Pandeminin de etkisiyle sinema salonlarına nasıl geleceği, nasıl bir etki yaratacağı, ne kadar gişe yapacağı sürekli gündemdeydi "Tenet"in. Birkaç kez Nolan tarafından vizyonu da ertelendi. Ki, şu aralar vizyonu canlandıracağı düşünülen (Mulan gibi) ender örneklerden biri... Sektörel anlamda vaatleri yanı sıra sinema sanatının da inceliklerini göstermedeki başarısı kısa-orta vadede anlaşılacak. Nolan gibi önemli yönetmenlerden yaptığı işlerin üzerine çıtayı hep yükseltmeleri beklenir. En ufak bir düşüşte genelde yönetmenin hayranları hayal kırıklığına uğrar. Bu filmde de böyle oldu. Seyircilerin bir bölümü filmi beğenmezken kalanı da memnun ayrıldı salondan. Beğenmeyenlerin en önemli görüşü filmin bilimsel temelinin iyi kurulmadığı oldu. Hatta kimileri Nolan'ın derdini iyi anlatamadığını düşünüyor. Açıkçası ben filmi fena bulmadım. Tabii ki bir "Inception" ya da "Interstellar" değil. Ancak Nolan'ın kendine has üslubunu oldukça iyi yansıttığı bir çalışma kanımca.
Eleştirilerin odak noktasındaki birkaç noktaya dikkat çekmek isterim. Zaman-mekan-insan algısı üzerine teoremleri kendince bazı filmlerine aktarmaya çalışan Nolan bu filmde hem dünyanın kötü gidişatının altını çiziyor hem de kader olgusu üzerine çok net olmasa da bir şeyler söylemek istiyor. İnsana ve dünyaya dair felsefi düşünceleri bilimsel teorilerle parlatmaya çalışırken bir yandan da seyirciyi sıkmayan ve aksiyon sinemasının inceliklerini de ustaca kullanan bir anlatım yolu seçiyor. Ancak bu filmde işte bu iki olguyu tek potada eritmeye çalışırken sanki biraz bocalamış gibi duruyor. Filmin bazı noktalarında inandırıcılık sorunları olduğu gerçek. Örneğin başkarakterle Kat arasındaki ilişkinin derinliği seyirciyi ne kadar ikna ediyor? Filmde de açıklanmaya çalışılan büyükbaba paradoksunu mantıksal alt yapı olarak kullanmasına rağmen gelecekten geçmişi değiştirmek hatta yok etmek üzere gönderilen cisimlerin ve insanların gerekçesini seyirciye nasıl yansıtıyor? Kanımca çok da parlak olmayan cast seçimi (Kenneth Branagh hariç, onu çok beğendim) seyirciyi ne kadar tatmin ediyor?

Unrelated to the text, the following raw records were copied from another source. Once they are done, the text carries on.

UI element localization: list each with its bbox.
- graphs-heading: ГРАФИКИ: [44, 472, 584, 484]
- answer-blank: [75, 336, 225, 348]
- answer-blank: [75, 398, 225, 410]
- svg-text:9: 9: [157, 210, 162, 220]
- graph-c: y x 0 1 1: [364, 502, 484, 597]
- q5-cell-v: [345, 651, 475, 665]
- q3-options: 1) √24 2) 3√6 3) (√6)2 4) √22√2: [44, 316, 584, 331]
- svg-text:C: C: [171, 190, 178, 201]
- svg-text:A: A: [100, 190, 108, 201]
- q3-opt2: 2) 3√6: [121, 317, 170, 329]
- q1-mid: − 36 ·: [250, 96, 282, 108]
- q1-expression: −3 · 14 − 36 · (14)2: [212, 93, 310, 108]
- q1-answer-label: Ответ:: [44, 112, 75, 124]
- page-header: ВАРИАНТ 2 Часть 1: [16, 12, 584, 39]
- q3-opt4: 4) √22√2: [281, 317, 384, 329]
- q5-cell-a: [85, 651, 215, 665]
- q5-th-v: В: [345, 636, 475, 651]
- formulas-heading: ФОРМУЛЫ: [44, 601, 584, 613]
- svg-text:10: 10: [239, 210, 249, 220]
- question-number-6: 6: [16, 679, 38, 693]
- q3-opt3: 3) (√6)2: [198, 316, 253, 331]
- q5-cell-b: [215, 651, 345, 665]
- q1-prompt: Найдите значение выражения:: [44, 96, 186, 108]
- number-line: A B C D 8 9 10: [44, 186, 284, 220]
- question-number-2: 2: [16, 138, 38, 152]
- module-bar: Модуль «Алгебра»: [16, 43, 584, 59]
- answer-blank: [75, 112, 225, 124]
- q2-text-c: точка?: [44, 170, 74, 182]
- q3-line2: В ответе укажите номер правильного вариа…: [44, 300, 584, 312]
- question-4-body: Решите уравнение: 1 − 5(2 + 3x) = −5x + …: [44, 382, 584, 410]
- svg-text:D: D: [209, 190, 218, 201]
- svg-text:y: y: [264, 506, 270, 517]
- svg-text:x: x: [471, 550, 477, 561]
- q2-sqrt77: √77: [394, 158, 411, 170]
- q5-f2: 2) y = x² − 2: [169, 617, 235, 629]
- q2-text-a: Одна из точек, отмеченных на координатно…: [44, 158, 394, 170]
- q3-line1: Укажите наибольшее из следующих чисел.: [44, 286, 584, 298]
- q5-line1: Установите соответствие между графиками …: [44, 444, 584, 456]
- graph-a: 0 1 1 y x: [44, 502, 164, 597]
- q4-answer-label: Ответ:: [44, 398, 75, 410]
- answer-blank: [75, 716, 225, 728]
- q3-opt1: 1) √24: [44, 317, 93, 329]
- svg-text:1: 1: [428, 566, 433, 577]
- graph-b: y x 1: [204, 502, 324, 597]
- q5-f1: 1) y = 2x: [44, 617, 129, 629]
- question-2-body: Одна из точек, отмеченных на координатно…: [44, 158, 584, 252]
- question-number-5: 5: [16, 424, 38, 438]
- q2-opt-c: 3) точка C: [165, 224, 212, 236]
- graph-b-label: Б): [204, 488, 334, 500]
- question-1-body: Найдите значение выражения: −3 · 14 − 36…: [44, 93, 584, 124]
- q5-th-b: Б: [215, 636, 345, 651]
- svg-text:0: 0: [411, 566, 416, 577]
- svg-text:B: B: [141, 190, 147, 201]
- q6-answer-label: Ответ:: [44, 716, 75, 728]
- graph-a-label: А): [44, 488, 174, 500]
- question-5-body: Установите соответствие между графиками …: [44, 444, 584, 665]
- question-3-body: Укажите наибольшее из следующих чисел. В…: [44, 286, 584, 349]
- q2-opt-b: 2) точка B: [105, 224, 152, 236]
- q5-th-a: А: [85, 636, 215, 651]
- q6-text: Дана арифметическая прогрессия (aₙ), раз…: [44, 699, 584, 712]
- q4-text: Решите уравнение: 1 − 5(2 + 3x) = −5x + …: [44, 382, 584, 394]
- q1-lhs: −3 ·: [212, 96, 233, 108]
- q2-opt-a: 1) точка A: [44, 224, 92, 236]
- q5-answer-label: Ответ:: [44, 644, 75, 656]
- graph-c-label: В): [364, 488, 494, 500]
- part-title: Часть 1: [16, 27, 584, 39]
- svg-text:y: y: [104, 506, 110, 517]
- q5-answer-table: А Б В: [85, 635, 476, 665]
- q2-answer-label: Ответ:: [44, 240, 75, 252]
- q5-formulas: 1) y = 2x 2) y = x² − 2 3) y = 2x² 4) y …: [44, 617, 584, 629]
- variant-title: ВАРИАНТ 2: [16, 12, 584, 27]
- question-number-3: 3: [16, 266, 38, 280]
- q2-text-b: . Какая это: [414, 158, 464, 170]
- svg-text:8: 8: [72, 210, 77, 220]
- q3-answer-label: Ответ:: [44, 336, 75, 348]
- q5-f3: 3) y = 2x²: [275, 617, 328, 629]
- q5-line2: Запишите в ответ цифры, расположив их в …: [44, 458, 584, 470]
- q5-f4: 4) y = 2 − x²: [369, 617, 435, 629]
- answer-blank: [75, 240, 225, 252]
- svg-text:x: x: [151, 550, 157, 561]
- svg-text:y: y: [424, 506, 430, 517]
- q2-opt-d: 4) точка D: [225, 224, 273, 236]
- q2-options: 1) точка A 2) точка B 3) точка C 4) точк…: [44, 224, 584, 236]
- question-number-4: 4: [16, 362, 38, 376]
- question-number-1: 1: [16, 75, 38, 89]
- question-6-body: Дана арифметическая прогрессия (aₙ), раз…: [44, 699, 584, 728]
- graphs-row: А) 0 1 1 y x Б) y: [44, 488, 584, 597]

Sanırım bu filme şu şekilde yaklaşmak lazım. Nolan'ın ya da herhangi bir yönetmenin her filminin bir başyapıt olmasını beklemek hata olur. Pandemi döneminde sinemayla yeniden buluşmak, beyazperdede bir film izlemenin keyfini yeniden yaşamak ve kendini ana bırakıp aksiyon sinemasının tadını çıkarmaya çalışmak yeterli olacaktır. Zaten filmin başlarında bir kadın başkaraktere şöyle diyor; "Anlamaya çalışma, sadece yaşa..." Benden size son bir tavsiye, filmi IMAX salonlarında izleyin.